How many machinist do we have in fabo

40 year machinist here....Cut my teeth when I apprenticed as a Tool and Die Maker back in the Eighties in So. Cal ( I ran Surface Grinders, Radial Arm Drills, Shapers and a Bridgeport Mill there), and did that for two years but was already into Hot Rodding and MOPARS.

After T & D, I went to work for a now defunct but significant at the time local manufacturer of Racing Products ("Summers Bros" of Goldenrod Fame) Axles, Spools, Gear Drives, Main Caps, etc and worked there for close to 8 years, ran a cylindrical grinder there doing axle journals and my 1st NC "Numeric Control" (pre-dated CNC) a Leblonde Lathe and later my 1st CNC Lathe, a Hitachi...Pretty cool place for a young man as we supplied axles to Glidden.

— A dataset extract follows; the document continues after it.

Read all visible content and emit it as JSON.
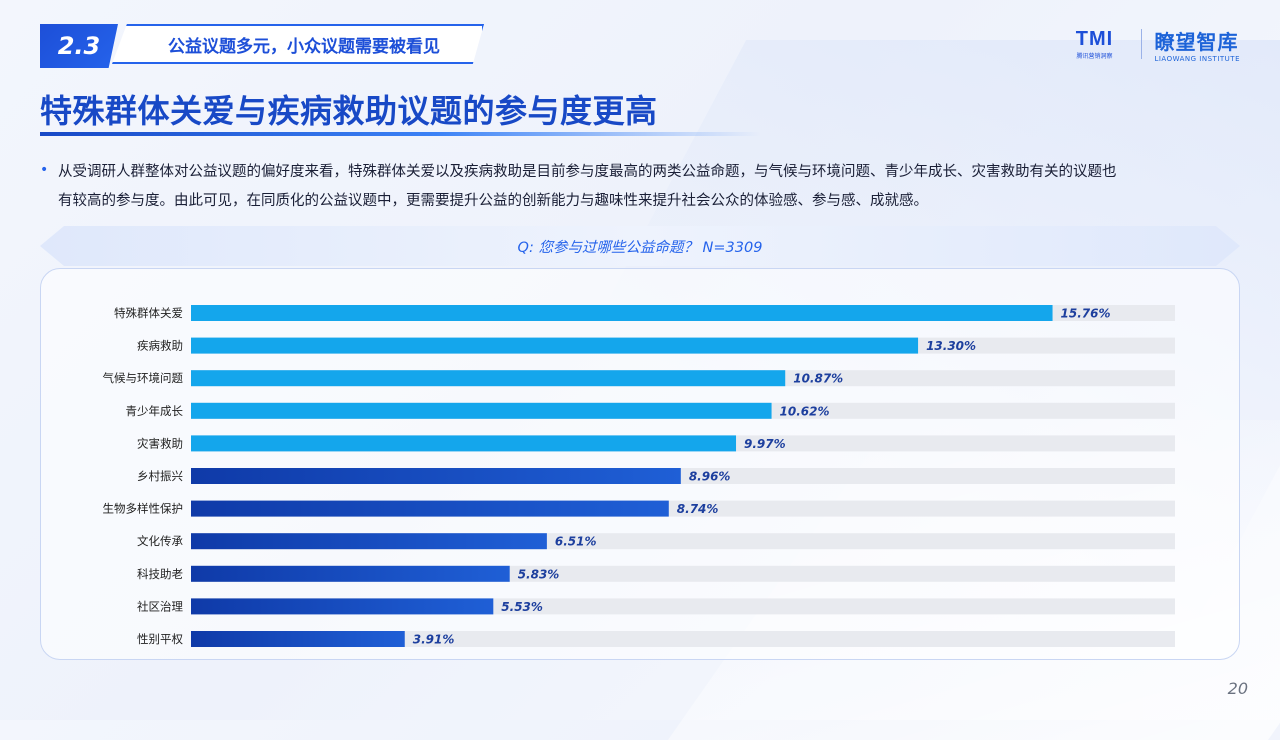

WJ, Rickey Smith and Reher Morrison all of whom were visitors to the shop.

Later worked for a few different job shops, again running primarily a variety of CNC Lathes and always doing my own G-Code programming...

I then became a Mold Maker building Rubber Molds (Transfer and Compression) where I got my 1st taste of a Mazak CNC Lathe and started programming in Mazatrol which is just a conversational type of programming that gets converted to G-Code in the background..Absolutely Love the Mazaks and prefer them over straight G-Code machines.

I did the Rubber Molds for Ten Years and then moved to Texas and worked in the Oil Patch doing Prototype work for almost 20 years again running a Huge Mazak Powermaster CNC Lathe and some other smaller Mazak CNC Lathes in the unit as well as some Weiler Lathes.

Unfortunately, the Oil Patch job I had hoped to retire from closed their doors in August of last year and now I'm an Older Guy (Very Experienced) but Older and Discrimination is the Real Deal out there.

I started anew again in November of last year and I'm now repairing Plastic Injection Molds for a small local company.. I've got to do it all there from Band Sawing the raw material to running the Engine Lathe, A lot of Surface Grinding on Pins, Plates and Sleeves and Running Bridgeport Mills.......The big change here and a huge learning curve for me is they have 8 CNC Mills and 1 CNC Lathe (all Haas) and all of the programs are created from "Mastercam" software. So I actually have to create a Wireframe model, sometimes 3D and sometimes extruded into a Solid depending on the parts geometry and complexity and then you actually chain to parts of the geometry and it generates a program which you then upload to the machines control.

Pretty elaborate stuff and had to talk myself off the ledge more than once when I 1st started using Mastercam as there are just so many different toolpaths and complexities associated with that it can be very overwhelming when 1st using it but I'm definitely getting better and though I'm at the tail end of my career in all reality if you can become proficient with Mastercam, you can write your own ticket and get a job anywhere getting top wages.